In [21]:
# Increase Jupyter display cell-width
from IPython.core.display import display, HTML
display(HTML("<style>.container { width:75% !important; }</style>"))

### Testing by Sampl Split

In [3]:
import pandas as pd
from sklearn.datasets import load_boston
from sklearn.model_selection import train_test_split
boston = load_boston()
dataset = pd.DataFrame(boston.data, columns=boston.feature_names)
dataset['target'] = boston.target
observations = len(dataset)
variables = dataset.columns[:-1]
X = dataset.iloc[:, :-1]
y = dataset['target'].values

In [None]:
# Split into train & test
X_train, X_test, y_train, y_test = train_test_split(X, y, test_size=0.30, random_state=101)
print("Train dataset sample size: %i" % len(X_train))
print("Test dataset sample size: %i" % len(X_test))

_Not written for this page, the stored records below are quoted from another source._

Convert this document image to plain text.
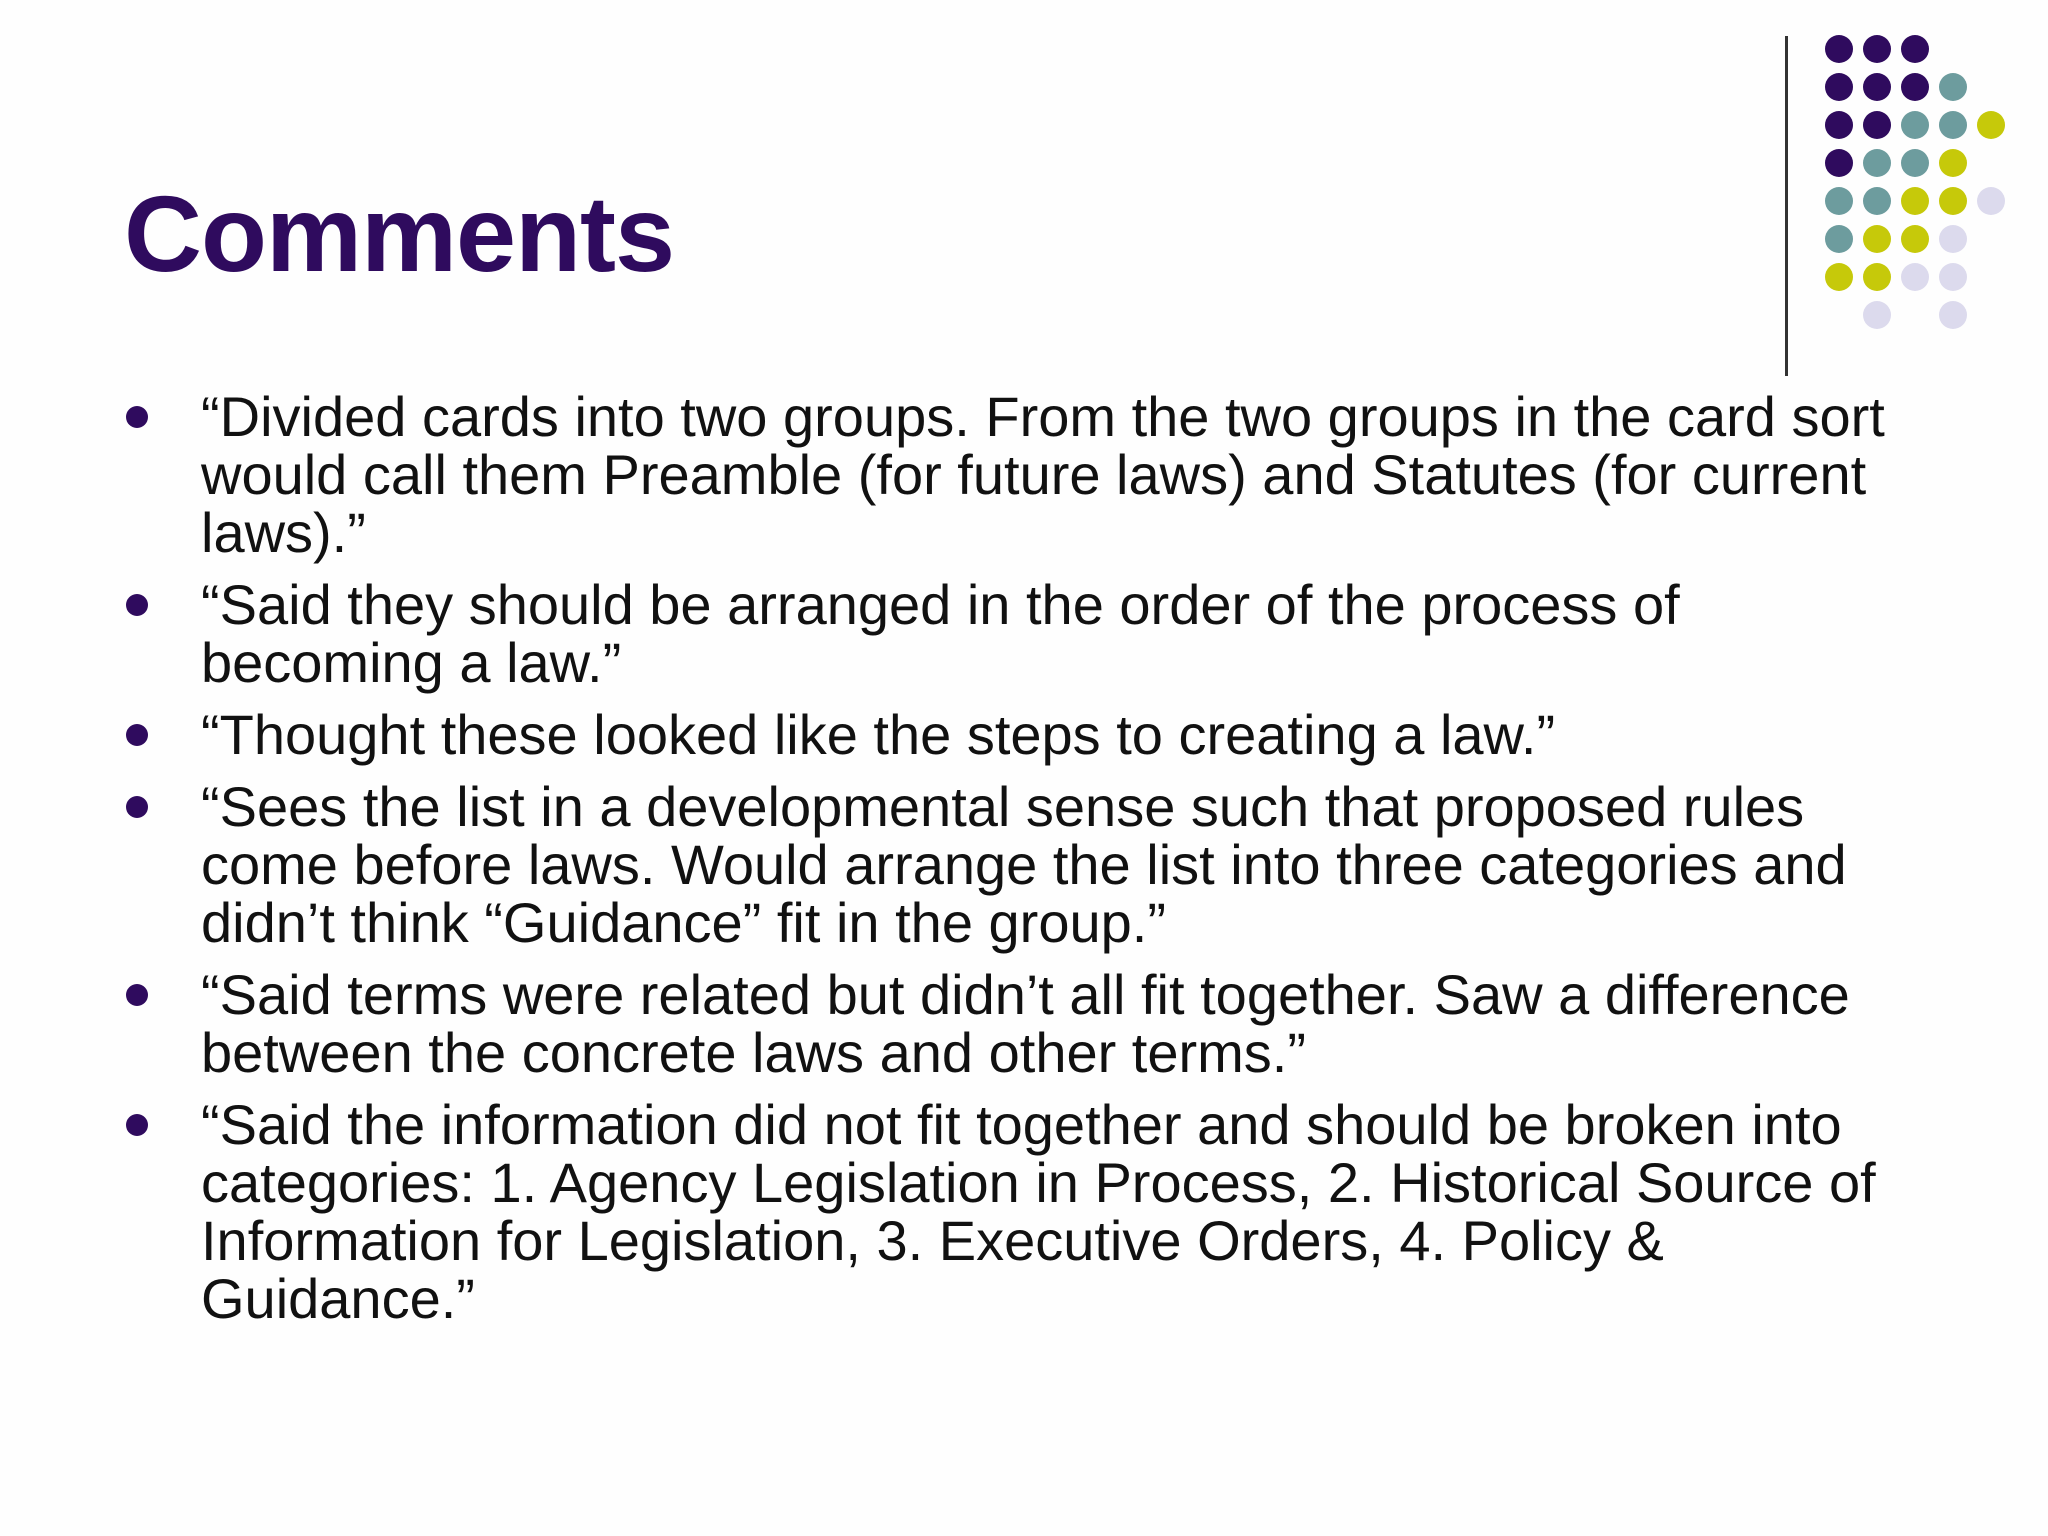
Comments
“Divided cards into two groups. From the two groups in the card sort would call them Preamble (for future laws) and Statutes (for current laws).”
“Said they should be arranged in the order of the process of becoming a law.”
“Thought these looked like the steps to creating a law.”
“Sees the list in a developmental sense such that proposed rules come before laws. Would arrange the list into three categories and didn’t think “Guidance” fit in the group.”
“Said terms were related but didn’t all fit together. Saw a difference between the concrete laws and other terms.”
“Said the information did not fit together and should be broken into categories: 1. Agency Legislation in Process, 2. Historical Source of Information for Legislation, 3. Executive Orders, 4. Policy & Guidance.”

#### Sometimes, reserving an out-of-sample (comprising what is not in-sample—that is, used as a sample for learning from training activity data) is not enough, because we may have to tune some parameters or make specific choices and we want to test the alternatives without having to use the test data. The solution is to reserve another part of our data for validation purposes, which implies checking what parameters could be optimal for our model. We can achieve that using train_test_split in two steps:

In [6]:
X_train, X_out_sample, y_train, y_out_sample = train_test_split(X, y, test_size=0.40, random_state=101)
X_validation, X_test, y_validation, y_test = train_test_split(X_out_sample, y_out_sample, test_size=0.50, random_state=101)
print("Train dataset sample size: %i" % len(X_train))
print("Validation dataset sample size: %i" % len(X_validation))
print("Test dataset sample size: %i" % len(X_test))

Train dataset sample size: 303
Validation dataset sample size: 101
Test dataset sample size: 102


In [5]:
X_train, X_out_sample, y_train, y_out_sample = train_test_split(X, y, test_size=0.40, random_state=101)
X_validation, X_test, y_validation, y_test = train_test_split(X_out_sample, y_out_sample, test_size=0.50, random_state=101)
print ("Train dataset sample size: %i" % len(X_train))
print ("Validation dataset sample size: %i" % len(X_validation))
print ("Test dataset sample size: %i" % len(X_test))

Train dataset sample size: 303
Validation dataset sample size: 101
Test dataset sample size: 102


### Cross Validation

In [13]:
from sklearn.model_selection import cross_val_score, KFold, StratifiedKFold
from sklearn.metrics import make_scorer
from sklearn.preprocessing import PolynomialFeatures
from sklearn.linear_model import LinearRegression
import numpy as np

def RMSE(y_true, y_pred):
    return np.sum((y_true - y_pred)**2)
lm = LinearRegression()
cv_iterator = KFold(n_splits=10, shuffle=True, random_state=101)
edges = np.histogram(y, bins=5)[1]
binning = np.digitize(y, edges)
stratified_cv_iterator = StratifiedKFold(n_splits=10, shuffle=True, random_state=101)

In [14]:
second_order = PolynomialFeatures(degree=2, interaction_only=False)
third_order = PolynomialFeatures(degree=3, interaction_only=True)

In [18]:
over_param_X = second_order.fit_transform(X)
extra_over_param_X = third_order.fit_transform(X)
cv_score = cross_val_score(lm, over_param_X, y, cv=cv_iterator, scoring='neg_mean_squared_error', n_jobs=1)

In [19]:
print(cv_score)

[-11.67358614 -22.84201585  -9.19318785 -19.77458934 -11.68472904
  -9.15302457 -12.97982142 -22.18260725 -35.93064654 -13.75241156]


#### The mean squared error is negative because of the internals of the function, which can only maximize, whereas our cost metric has to be minimized; this is why it has become negative

In [20]:
print ('Cv score: mean %0.3f std %0.3f' % (np.mean(np.abs(cv_score)), np.std(cv_score)))

Cv score: mean 16.917 std 7.955


In [23]:
cv_score = cross_val_score(lm, over_param_X, y, cv=stratified_cv_iterator, scoring='neg_mean_squared_error', n_jobs=1)
print ('Cv score: mean %0.3f std %0.3f' % (np.mean(np.abs(cv_score)), np.std(cv_score)))

ValueError: Supported target types are: ('binary', 'multiclass'). Got 'continuous' instead.